In the Kyle Unger case, the police really abused their suspect’s constitutional rights. He was accused of killing a 16-year-old girl he met at a rock concert in Manitoba in 1990. Undercover police officer posing as gang members gained his confidence and they told him that he could be a member of their gang if he could prove that he committed a serious crime. He confessed to killing the 16-year-old girl. In his confession, he got certain important facts wrong. For example, the bridge he spoke of hadn’t even been built. Nevertheless, he was convicted and spent 14 years in prison. He was finally exonerated when a hair found on the body of the victim wasn’t his hair but that of another person.
He sued the RCMP and both provincial and federal officials in 2011 for $14.5 million for wrongful conviction
 Clayton Mentuc was suspected of killing a 14-year-old girl at a fair in Manitoba. The police used the Mr. Big scheme in 1996 to get him to confess to the crime. They paid him $1,800 for jobs and impressed him with expensive cars. He denied killing the girl but when they gave him more money and more work, he confessed to killing the girl, he confessed to killing the girl. The trial judge rejected the confession as evidence by saying that the pressure placed against the police to make him confess to the crime was far too overwhelming to be appropriate as evidence against him. If that is all they had against him, then he would be acquitted.
Jason Dix was accused in 1996 of killing two men by shooting them three times in the head while they worked at a packaging plant in Edmonton. The police attempted to get Dix to confess to the crime by staging an elaborate undercover operation. They flew him to Toronto to meet a fake mobster and help him count $1-million in cash. The undercover police also staged a fake murder in British Columbia in his presence so that he would believe that they were really mobsters.  They gave him jobs to do and paid him thousands of dollars in their attempt to get him to confess to the murders but he kept denying that he had anything to do with the murders of the two men. The first degree murder charges against him were dismissed in 1998 and in 2002, he was awarded $765,000 in damages for the 22 months he was in custody.
Sabastian Burns and Atif Rafay were accused of murdering Rafay’s parents and his autistic sister by bludgeoning them to death in their U.S. home. They then fled to Vancouver, British Columbia. The RCMP was asked for help in getting confessions from the suspects.  They pulled off that old standby, the Mr. Big scheme. Burns who was then 19- years of age was tricked into being part of the illusionary criminal underworld. He took part in minor crimes and was paid for his work.  The RCMP finally extracted a confession from both suspects. They were then extradited to Seattle.

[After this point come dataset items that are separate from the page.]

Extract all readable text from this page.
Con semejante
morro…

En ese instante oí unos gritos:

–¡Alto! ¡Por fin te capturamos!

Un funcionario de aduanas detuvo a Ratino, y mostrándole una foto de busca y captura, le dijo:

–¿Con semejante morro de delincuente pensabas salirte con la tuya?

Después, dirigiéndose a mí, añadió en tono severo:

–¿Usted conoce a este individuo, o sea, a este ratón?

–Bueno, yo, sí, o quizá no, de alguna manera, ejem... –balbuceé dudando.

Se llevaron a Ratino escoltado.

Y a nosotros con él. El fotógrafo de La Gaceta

They were tried for the murders and convicted on the basis of their confessions.
 They appealed their convictions on the grounds that the manner of their confessions obtained was illegal in the U.S. Their appeals failed because the videotape of their confessions showed that they were laughing while describing the murders. They are serving life sentences for their crime.  

I hope that you have enjoyed reading this article as much as I enjoyed writing it.